À bâtons rompus_L’inchangement

25 Ene

L’inchangement, ou « quand rien ne change »

Paul-Lafargue

 

L’inchangement, ou « quand rien ne change », c’est de retrouver 130 ans plus tard les mêmes taciturnes arnaques d’un esclavage continuel pour la fabrication des nouveaux tyrans de la finance. Qui donc se bat pour un « pays »? Les soldats de l’économie sont tous passés à la mondialisation. Des putains à vendre aux plus offrants dans la course à l’entreposage des biens des citoyens en « pays ».

Chacun est un cadavre de cette économie pernicieuse et flamboyante, avec simplement d’autres noms, d’autres concepts pseudo-savants mais avec les mêmes résultats. « Les capitaux abondent »… Ceux qu’on vous arrachés à coups d’États et propagandes tordues auxquelles les adhérents sont comme les fidèles agenouillés à la nouvelle religion des banques et de la prétendue misère qui accable les peuples.
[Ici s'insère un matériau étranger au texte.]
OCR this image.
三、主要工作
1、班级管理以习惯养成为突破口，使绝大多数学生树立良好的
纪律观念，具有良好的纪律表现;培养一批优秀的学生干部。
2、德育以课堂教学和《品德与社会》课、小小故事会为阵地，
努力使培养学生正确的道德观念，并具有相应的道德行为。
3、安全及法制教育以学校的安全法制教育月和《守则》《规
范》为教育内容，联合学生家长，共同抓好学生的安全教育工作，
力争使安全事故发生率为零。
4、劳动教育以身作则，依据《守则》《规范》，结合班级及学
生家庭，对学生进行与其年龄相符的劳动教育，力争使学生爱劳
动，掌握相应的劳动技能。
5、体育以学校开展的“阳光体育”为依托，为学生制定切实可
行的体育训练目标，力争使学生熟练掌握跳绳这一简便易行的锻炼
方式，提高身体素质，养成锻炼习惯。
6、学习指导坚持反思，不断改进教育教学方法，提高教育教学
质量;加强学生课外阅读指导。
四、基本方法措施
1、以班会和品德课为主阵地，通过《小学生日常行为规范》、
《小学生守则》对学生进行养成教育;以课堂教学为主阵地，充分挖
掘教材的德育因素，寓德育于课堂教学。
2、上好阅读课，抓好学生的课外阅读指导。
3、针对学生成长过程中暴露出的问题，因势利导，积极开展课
Ainsi que cette fausse et aberrante liberté de moins en moins présente. Nous sommes en route dans un couloir entonnoir. Comme ces filets de pêches utilisés par les natives de tous les pays.

Nous avons vécu – historiquement – d’avantage de mensonges que de vérités.
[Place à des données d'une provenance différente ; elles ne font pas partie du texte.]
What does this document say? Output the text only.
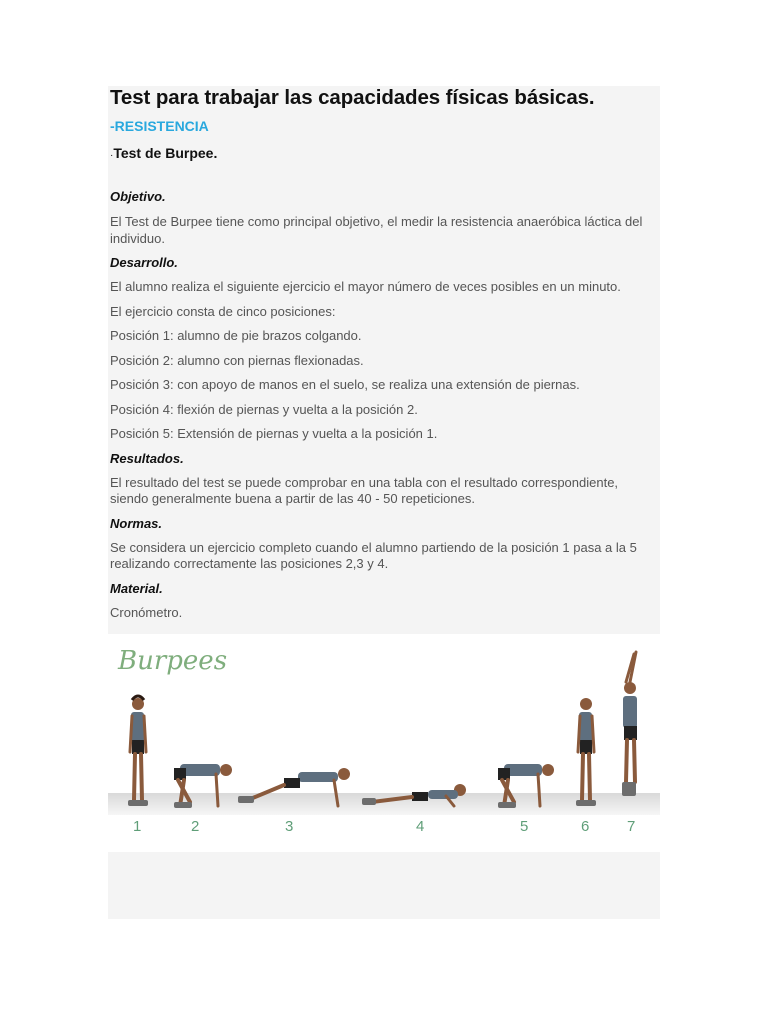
Test para trabajar las capacidades físicas básicas.
-RESISTENCIA
·Test de Burpee.
Objetivo.
El Test de Burpee tiene como principal objetivo, el medir la resistencia anaeróbica láctica del individuo.
Desarrollo.
El alumno realiza el siguiente ejercicio el mayor número de veces posibles en un minuto.
El ejercicio consta de cinco posiciones:
Posición 1: alumno de pie brazos colgando.
Posición 2: alumno con piernas flexionadas.
Posición 3: con apoyo de manos en el suelo, se realiza una extensión de piernas.
Posición 4: flexión de piernas y vuelta a la posición 2.
Posición 5: Extensión de piernas y vuelta a la posición 1.
Resultados.
El resultado del test se puede comprobar en una tabla con el resultado correspondiente, siendo generalmente buena a partir de las 40 - 50 repeticiones.
Normas.
Se considera un ejercicio completo cuando el alumno partiendo de la posición 1 pasa a la 5 realizando correctamente las posiciones 2,3 y 4.
Material.
Cronómetro.
Burpees
1	2	3	4	5	6	7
Les capitaux abondent comme les marchandises. Les financiers ne savent plus où les placer ; ils vont alors chez les nations heureuses qui lézardent au soleil en fumant des cigarettes, poser des chemins de fer, ériger des fabriques et importer la malédiction du travail. Et cette exportation de capitaux français se termine un beau matin par des complications diplomatiques : en Égypte, la France, l’Angleterre et l’Allemagne étaient sur le point de se prendre aux cheveux pour savoir quels usuriers seraient payés les premiers ; par des guerres du Mexique où l’on envoie les soldats français faire le métier d’huissier pour recouvrer de mauvaises dettes .

Ces misères individuelles et sociales, pour grandes et innombrables qu’elles soient, pour éternelles qu’elles paraissent, s’évanouiront comme les hyènes et les chacals à l’approche du lion,, quand le prolétariat dira : « Je le veux ». Mais pour qu’il parvienne à la conscience de sa force, il faut que le prolétariat foule aux pieds les préjugés de la morale chrétienne, économique, libre-penseuse ; il faut qu’il retourne à ses instincts naturels, qu’il proclame les Droits de la paresse, mille et mille fois plus nobles et plus sacrés que les phtisiques Droits de l’homme, concoctés par les avocats métaphysiciens de la révolution bourgeoise ; qu’il se contraigne à ne travailler que trois heures par jour, à fainéanter et bombancer le reste de la journée et de la nuit.